My current build is using a Nova BB with the round chainstays and the little cast in joining web. I was considering whether or not to install a chainstay bridge. Not any more.
Something to consider, even though the bridge is typically very close to the BB, it really adds to the rigidity and takes a tremendous amount of strain away from the chainstay union, I don't know the percentage, but I suspect that it is considerable.
It triangulates the tubbing near the joints which reduces enormously the independant loading on the joints. Interestingly the proper way of adding strength to tubes in that situation is flat stock to the tangent points, just looks gross.
builtbym
09-06-08, 10:05 PM
it sort of all comes down to the rider and the kind of riding. i ride a track frame (ture temper ox platnum) with honkin ovalized chain stays, and its more than stiff. i would say if your in doubt, put one in.
unterhausen
09-07-08, 09:12 AM
sounds like the frame may be broken. Some of the newer tubing sets should not have chainstay bridges. OP should check to see if that's the case with his tubing of choice.
G0balistik
09-07-08, 10:36 AM
that definitely sounds like more than not having a cs bridge. Unless of course it used to be there and was somehow detached. I learned that CS bridges are not necessary on some track bikes because of the short chainstays. sometimes there isn't much room for one. my track bike made from simple true temp heat treated has never been a problem without a bridge. I built a track bike with tt platinum cs a while back with no bridge and the owner has used it pretty hard on the street and velodrome with no complaints. in both cases the riders are sub 200lbs. I have heard about using them to take stress off the bb joint and may start adding them to every bike but I figure since Yamaguchi taught me to do bikes with sub 400mm stays without a bridge that they will probably hold up fine.
Nessism
09-10-08, 05:36 PM
This topic has come up a few times on the framebuilders list and consensus is that CS bridges do not add significantly to the stiffness of the rear triangle. Sounds like something is wrong with the frame in question.
In terms of shoring up the rear end of the bike, round chain stays are stiffer laterally since they are 22mm wide where they attach to the bottom bracket shell verses tall oval chain stays that are only 16mm wide (steel bike tubing dimensions).
IbelieveLiar
09-12-08, 10:30 AM
Nessism has it 100%. Do the research. bridges add very little if anything. Then take into account additional heating of tubes to put one in (assuming non integral w/ cast bb).
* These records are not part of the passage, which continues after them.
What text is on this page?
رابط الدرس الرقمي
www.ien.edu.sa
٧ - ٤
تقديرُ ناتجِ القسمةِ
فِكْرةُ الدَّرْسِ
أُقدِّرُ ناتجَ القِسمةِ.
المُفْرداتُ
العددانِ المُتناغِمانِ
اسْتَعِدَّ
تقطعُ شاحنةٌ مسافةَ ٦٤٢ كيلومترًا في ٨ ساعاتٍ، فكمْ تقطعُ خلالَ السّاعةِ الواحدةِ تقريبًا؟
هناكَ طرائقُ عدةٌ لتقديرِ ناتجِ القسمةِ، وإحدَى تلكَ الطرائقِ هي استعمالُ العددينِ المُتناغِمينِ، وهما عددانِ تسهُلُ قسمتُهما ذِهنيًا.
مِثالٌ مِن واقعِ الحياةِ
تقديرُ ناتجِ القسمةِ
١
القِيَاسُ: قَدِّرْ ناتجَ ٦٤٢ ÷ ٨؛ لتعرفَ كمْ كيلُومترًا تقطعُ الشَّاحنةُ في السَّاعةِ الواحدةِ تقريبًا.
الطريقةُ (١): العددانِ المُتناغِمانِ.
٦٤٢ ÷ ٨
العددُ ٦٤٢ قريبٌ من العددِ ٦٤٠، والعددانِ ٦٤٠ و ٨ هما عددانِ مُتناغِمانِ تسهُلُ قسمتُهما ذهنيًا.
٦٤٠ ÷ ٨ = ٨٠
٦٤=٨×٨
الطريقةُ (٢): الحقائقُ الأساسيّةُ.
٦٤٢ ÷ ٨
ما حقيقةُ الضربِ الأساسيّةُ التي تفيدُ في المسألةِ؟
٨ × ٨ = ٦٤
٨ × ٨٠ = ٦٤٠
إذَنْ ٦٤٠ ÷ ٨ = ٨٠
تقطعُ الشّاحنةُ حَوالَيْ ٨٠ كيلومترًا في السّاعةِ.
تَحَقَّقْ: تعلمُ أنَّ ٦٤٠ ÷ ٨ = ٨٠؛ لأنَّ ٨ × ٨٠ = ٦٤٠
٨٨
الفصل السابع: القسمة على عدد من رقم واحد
Soemthing else is up wid your ride.
Nessism
09-12-08, 12:37 PM
Speaking of heat distortion…on the first couple of frames I built the CS bridge was brazed in place without first constraining the stays at the dropouts – frame pulled in a goodly bit at the dropouts which had to be fixed by coldsetting the stays back to the proper width. Learned my lesson and spread the stays oversize from then on – after heat distortion, the stays pulled in and were just about right and didn’t need much tweaking after installing the bridge.